Y es que la política tiene otra dimensión; no basta la buena planta ni impostar la voz para sugerir que se están diciendo cosas trascendentales. El “mire usted” ya no asusta ni al que tendría que mirar, por la sencilla rezón de que no hay nada que ver.
Parece como que Sánchez no advirtiera que la confianza es un intangible que conviene no perder, como le recordó Rajoy. ¿A qué grado de confianza puede aspirar el político que niega lo que son evidencias para la mayoría? Oír la sarta de datos mal enhebrados, falaces o simplemente erróneos no constituía precisamente un plato de buen gusto.
El PSOE ha sido un partido fundamental en la vida democrática de la nación desde la Transición, y muchos socialistas y no socialistas desean que continúe siéndolo. De otra forma podría terminar contribuyendo a reeditar el pandemónium que acabó con la democracia en los años treinta del pasado siglo.

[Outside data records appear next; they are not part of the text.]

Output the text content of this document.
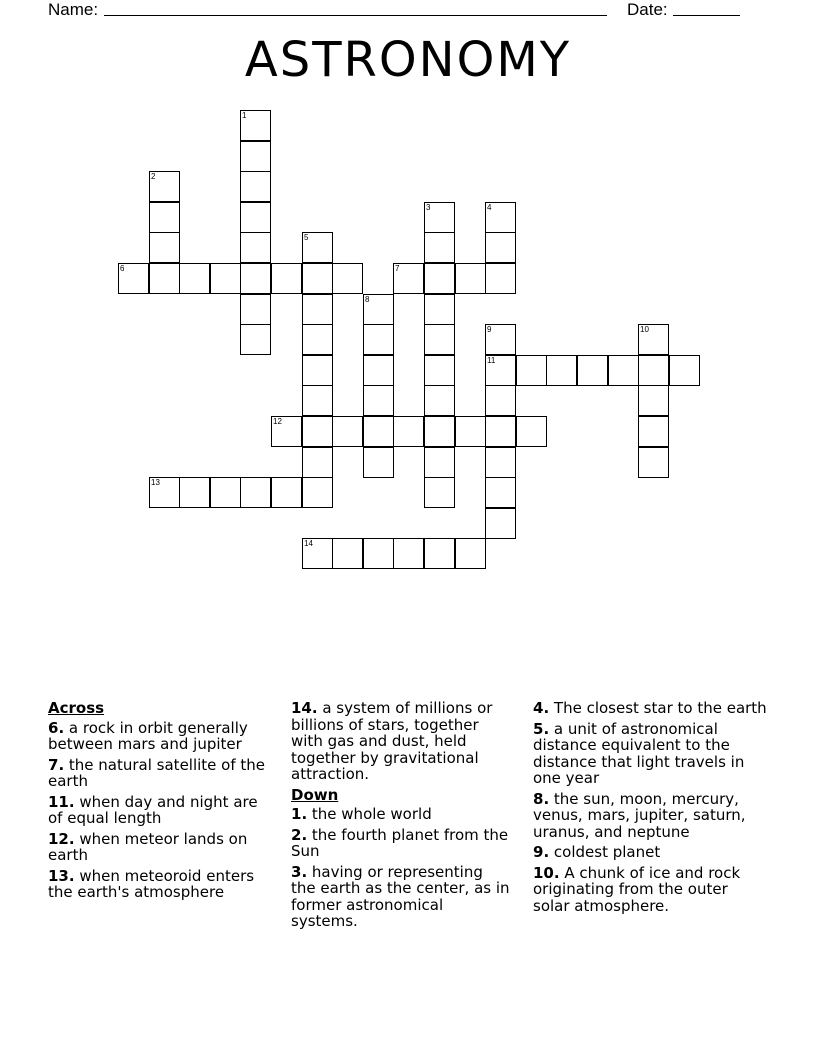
Name:	Date:
ASTRONOMY
1
2
3	4
5
6	7
8
9	10
11
12
13
14
Across
6. a rock in orbit generally between mars and jupiter
7. the natural satellite of the earth
11. when day and night are of equal length
12. when meteor lands on earth
13. when meteoroid enters the earth's atmosphere
14. a system of millions or billions of stars, together with gas and dust, held together by gravitational attraction.
Down
1. the whole world
2. the fourth planet from the Sun
3. having or representing the earth as the center, as in former astronomical systems.
4. The closest star to the earth
5. a unit of astronomical distance equivalent to the distance that light travels in one year
8. the sun, moon, mercury, venus, mars, jupiter, saturn, uranus, and neptune
9. coldest planet
10. A chunk of ice and rock originating from the outer solar atmosphere.
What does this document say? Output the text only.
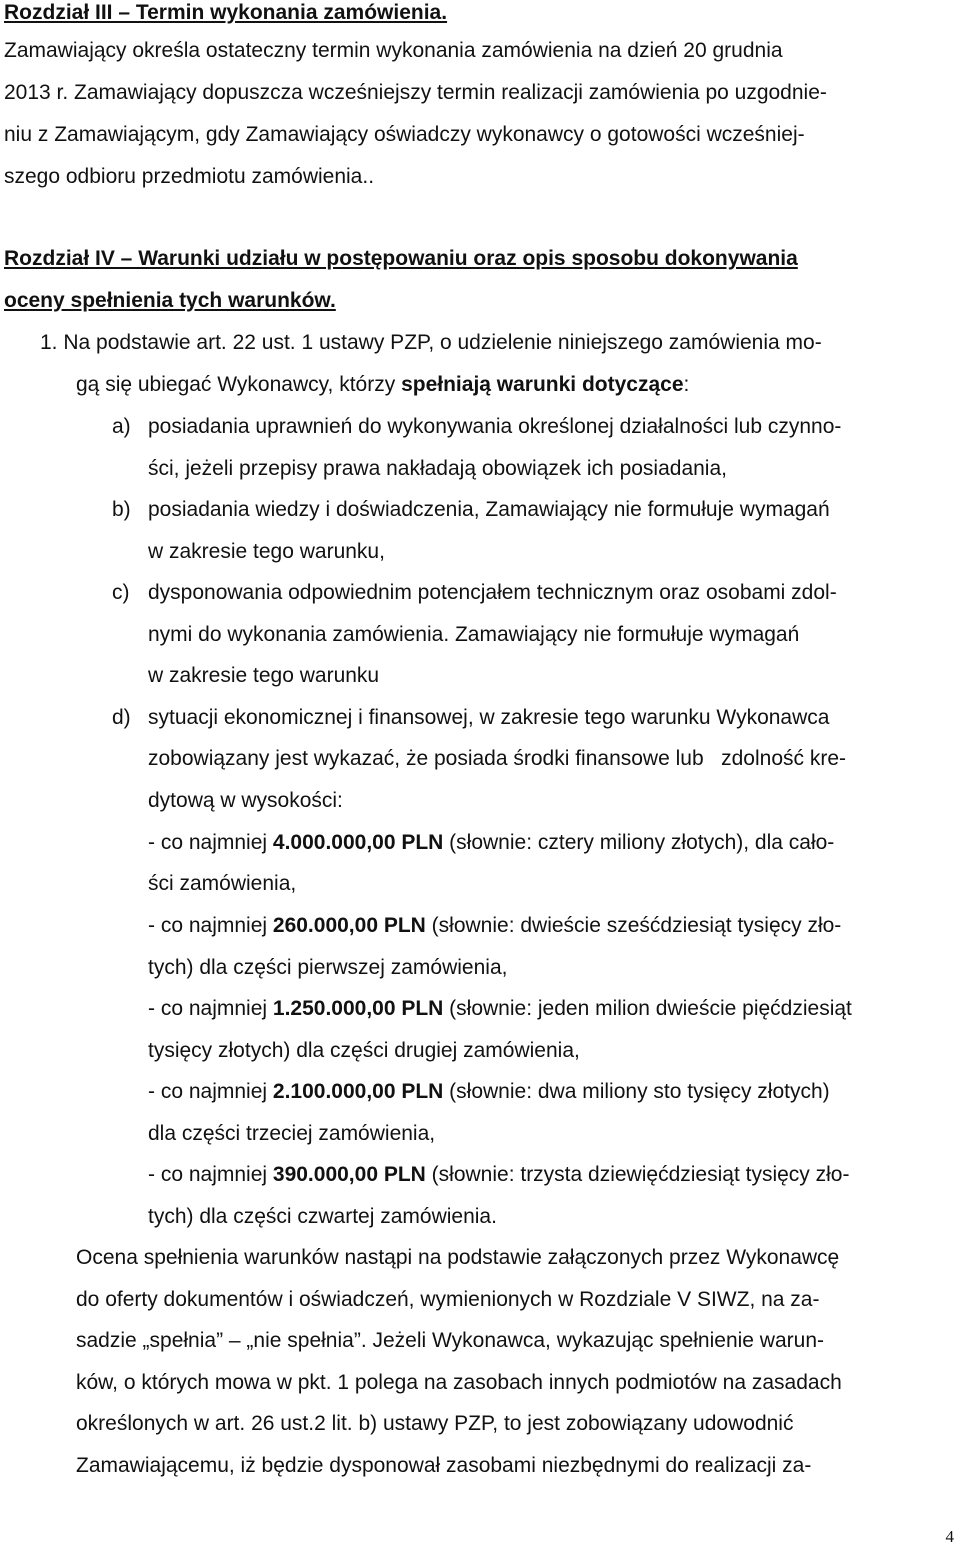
Rozdział III – Termin wykonania zamówienia.
Zamawiający określa ostateczny termin wykonania zamówienia na dzień 20 grudnia
2013 r. Zamawiający dopuszcza wcześniejszy termin realizacji zamówienia po uzgodnie-
niu z Zamawiającym, gdy Zamawiający oświadczy wykonawcy o gotowości wcześniej-
szego odbioru przedmiotu zamówienia..
Rozdział IV – Warunki udziału w postępowaniu oraz opis sposobu dokonywania
oceny spełnienia tych warunków.
1. Na podstawie art. 22 ust. 1 ustawy PZP, o udzielenie niniejszego zamówienia mo-
gą się ubiegać Wykonawcy, którzy spełniają warunki dotyczące:
a) posiadania uprawnień do wykonywania określonej działalności lub czynno-
ści, jeżeli przepisy prawa nakładają obowiązek ich posiadania,
b) posiadania wiedzy i doświadczenia, Zamawiający nie formułuje wymagań
w zakresie tego warunku,
c) dysponowania odpowiednim potencjałem technicznym oraz osobami zdol-
nymi do wykonania zamówienia. Zamawiający nie formułuje wymagań
w zakresie tego warunku
d) sytuacji ekonomicznej i finansowej, w zakresie tego warunku Wykonawca
zobowiązany jest wykazać, że posiada środki finansowe lub   zdolność kre-
dytową w wysokości:
- co najmniej 4.000.000,00 PLN (słownie: cztery miliony złotych), dla cało-
ści zamówienia,
- co najmniej 260.000,00 PLN (słownie: dwieście sześćdziesiąt tysięcy zło-
tych) dla części pierwszej zamówienia,
- co najmniej 1.250.000,00 PLN (słownie: jeden milion dwieście pięćdziesiąt
tysięcy złotych) dla części drugiej zamówienia,
- co najmniej 2.100.000,00 PLN (słownie: dwa miliony sto tysięcy złotych)
dla części trzeciej zamówienia,
- co najmniej 390.000,00 PLN (słownie: trzysta dziewięćdziesiąt tysięcy zło-
tych) dla części czwartej zamówienia.
Ocena spełnienia warunków nastąpi na podstawie załączonych przez Wykonawcę
do oferty dokumentów i oświadczeń, wymienionych w Rozdziale V SIWZ, na za-
sadzie „spełnia” – „nie spełnia”. Jeżeli Wykonawca, wykazując spełnienie warun-
ków, o których mowa w pkt. 1 polega na zasobach innych podmiotów na zasadach
określonych w art. 26 ust.2 lit. b) ustawy PZP, to jest zobowiązany udowodnić
Zamawiającemu, iż będzie dysponował zasobami niezbędnymi do realizacji za-
4
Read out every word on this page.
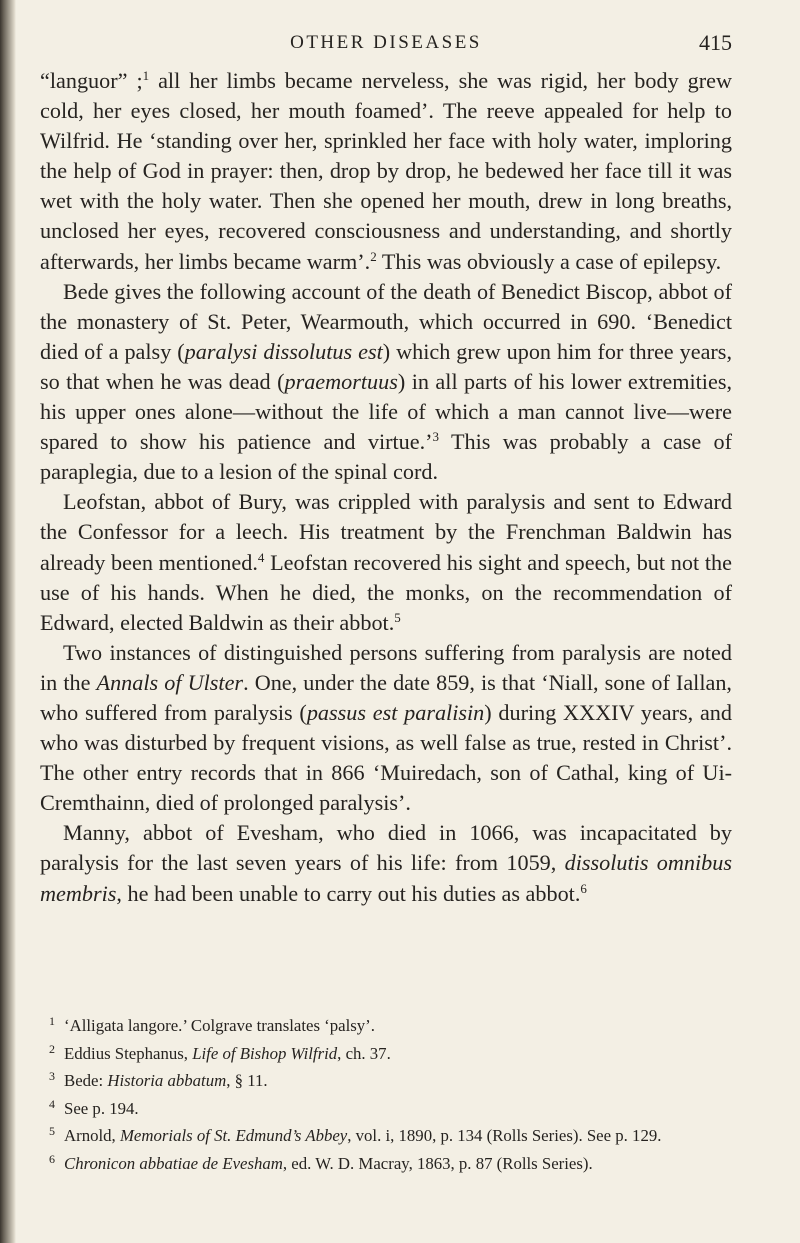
OTHER DISEASES	415

“languor” ;$^1$ all her limbs became nerveless, she was rigid, her body grew cold, her eyes closed, her mouth foamed’. The reeve appealed for help to Wilfrid. He ‘standing over her, sprinkled her face with holy water, imploring the help of God in prayer: then, drop by drop, he bedewed her face till it was wet with the holy water. Then she opened her mouth, drew in long breaths, unclosed her eyes, recovered consciousness and understanding, and shortly afterwards, her limbs became warm’.$^2$ This was obviously a case of epilepsy.

Bede gives the following account of the death of Benedict Biscop, abbot of the monastery of St. Peter, Wearmouth, which occurred in 690. ‘Benedict died of a palsy (paralysi dissolutus est) which grew upon him for three years, so that when he was dead (praemortuus) in all parts of his lower extremities, his upper ones alone—without the life of which a man cannot live—were spared to show his patience and virtue.’$^3$ This was probably a case of paraplegia, due to a lesion of the spinal cord.

Leofstan, abbot of Bury, was crippled with paralysis and sent to Edward the Confessor for a leech. His treatment by the Frenchman Baldwin has already been mentioned.$^4$ Leofstan recovered his sight and speech, but not the use of his hands. When he died, the monks, on the recommendation of Edward, elected Baldwin as their abbot.$^5$

Two instances of distinguished persons suffering from paralysis are noted in the Annals of Ulster. One, under the date 859, is that ‘Niall, sone of Iallan, who suffered from paralysis (passus est paralisin) during XXXIV years, and who was disturbed by frequent visions, as well false as true, rested in Christ’. The other entry records that in 866 ‘Muiredach, son of Cathal, king of Ui-Cremthainn, died of prolonged paralysis’.

Manny, abbot of Evesham, who died in 1066, was incapacitated by paralysis for the last seven years of his life: from 1059, dissolutis omnibus membris, he had been unable to carry out his duties as abbot.$^6$

1 ‘Alligata langore.’ Colgrave translates ‘palsy’.

2 Eddius Stephanus, Life of Bishop Wilfrid, ch. 37.

3 Bede: Historia abbatum, § 11.

4 See p. 194.

5 Arnold, Memorials of St. Edmund’s Abbey, vol. i, 1890, p. 134 (Rolls Series). See p. 129.

6 Chronicon abbatiae de Evesham, ed. W. D. Macray, 1863, p. 87 (Rolls Series).
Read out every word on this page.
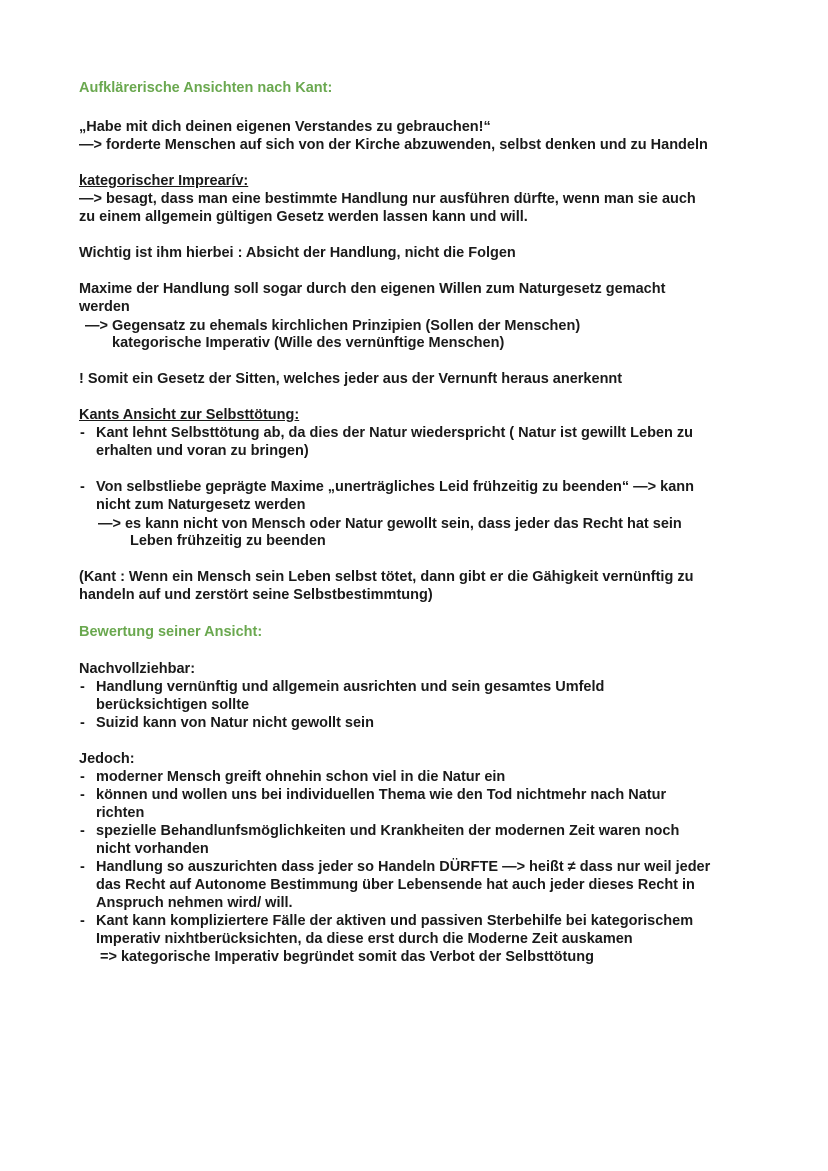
Aufklärerische Ansichten nach Kant:
„Habe mit dich deinen eigenen Verstandes zu gebrauchen!“
—> forderte Menschen auf sich von der Kirche abzuwenden, selbst denken und zu Handeln
kategorischer Imprearív:
—> besagt, dass man eine bestimmte Handlung nur ausführen dürfte, wenn man sie auch
zu einem allgemein gültigen Gesetz werden lassen kann und will.
Wichtig ist ihm hierbei : Absicht der Handlung, nicht die Folgen
Maxime der Handlung soll sogar durch den eigenen Willen zum Naturgesetz gemacht
werden
—> Gegensatz zu ehemals kirchlichen Prinzipien (Sollen der Menschen)
kategorische Imperativ (Wille des vernünftige Menschen)
! Somit ein Gesetz der Sitten, welches jeder aus der Vernunft heraus anerkennt
Kants Ansicht zur Selbsttötung:
- Kant lehnt Selbsttötung ab, da dies der Natur wiederspricht ( Natur ist gewillt Leben zu
erhalten und voran zu bringen)
- Von selbstliebe geprägte Maxime „unerträgliches Leid frühzeitig zu beenden“ —> kann
nicht zum Naturgesetz werden
—> es kann nicht von Mensch oder Natur gewollt sein, dass jeder das Recht hat sein
Leben frühzeitig zu beenden
(Kant : Wenn ein Mensch sein Leben selbst tötet, dann gibt er die Gähigkeit vernünftig zu
handeln auf und zerstört seine Selbstbestimmtung)
Bewertung seiner Ansicht:
Nachvollziehbar:
- Handlung vernünftig und allgemein ausrichten und sein gesamtes Umfeld
berücksichtigen sollte
- Suizid kann von Natur nicht gewollt sein
Jedoch:
- moderner Mensch greift ohnehin schon viel in die Natur ein
- können und wollen uns bei individuellen Thema wie den Tod nichtmehr nach Natur
richten
- spezielle Behandlunfsmöglichkeiten und Krankheiten der modernen Zeit waren noch
nicht vorhanden
- Handlung so auszurichten dass jeder so Handeln DÜRFTE —> heißt ≠ dass nur weil jeder
das Recht auf Autonome Bestimmung über Lebensende hat auch jeder dieses Recht in
Anspruch nehmen wird/ will.
- Kant kann kompliziertere Fälle der aktiven und passiven Sterbehilfe bei kategorischem
Imperativ nixhtberücksichten, da diese erst durch die Moderne Zeit auskamen
=> kategorische Imperativ begründet somit das Verbot der Selbsttötung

Por esa extraña pendiente van los acuerdos con el leninismo fascista de Podemos y otras mareas del mismo pelaje. Actos de esa naturaleza revelan la incapacidad de los actuales jefes del partido de Iglesias I, el genuino, para construir propuestas solventes de futuro. Serias y autónomas, más allá de la negación permanente del otro.
Renunciar a esta tarea de armar una arquitectura sólida para afrontar el futuro con alguna garantía de éxito es echar la democracia en brazos de la demagogia. Y de la demagogia, esa forma corrupta de la democracia como la definió Aristóteles, resulta harto difícil salir por las buenas.
Los demagogos se hacen con el favor de la masa halagando sus instintos más primario y acaban confiscando el poder en nombre del pueblo; un pueblo pronto sometido a los dictados del demagogo, a la dictadura. ¿Acaso no está deslizándose la Grecia de Tsipras por ese terraplén?
Tsipras llegó al gobierno prometiendo la luna; a la hora de toparse con el sol escurre el bulto tras un referéndum; se cisca en su resultado e impone al pueblo lo contrario de lo que prometió, del resultado del referéndum y del sursum corda; que no decaiga. Y aquí para algunos el referéndum fue un acto ejemplar de democracia…
Lo dicho, España no está para tertulianos.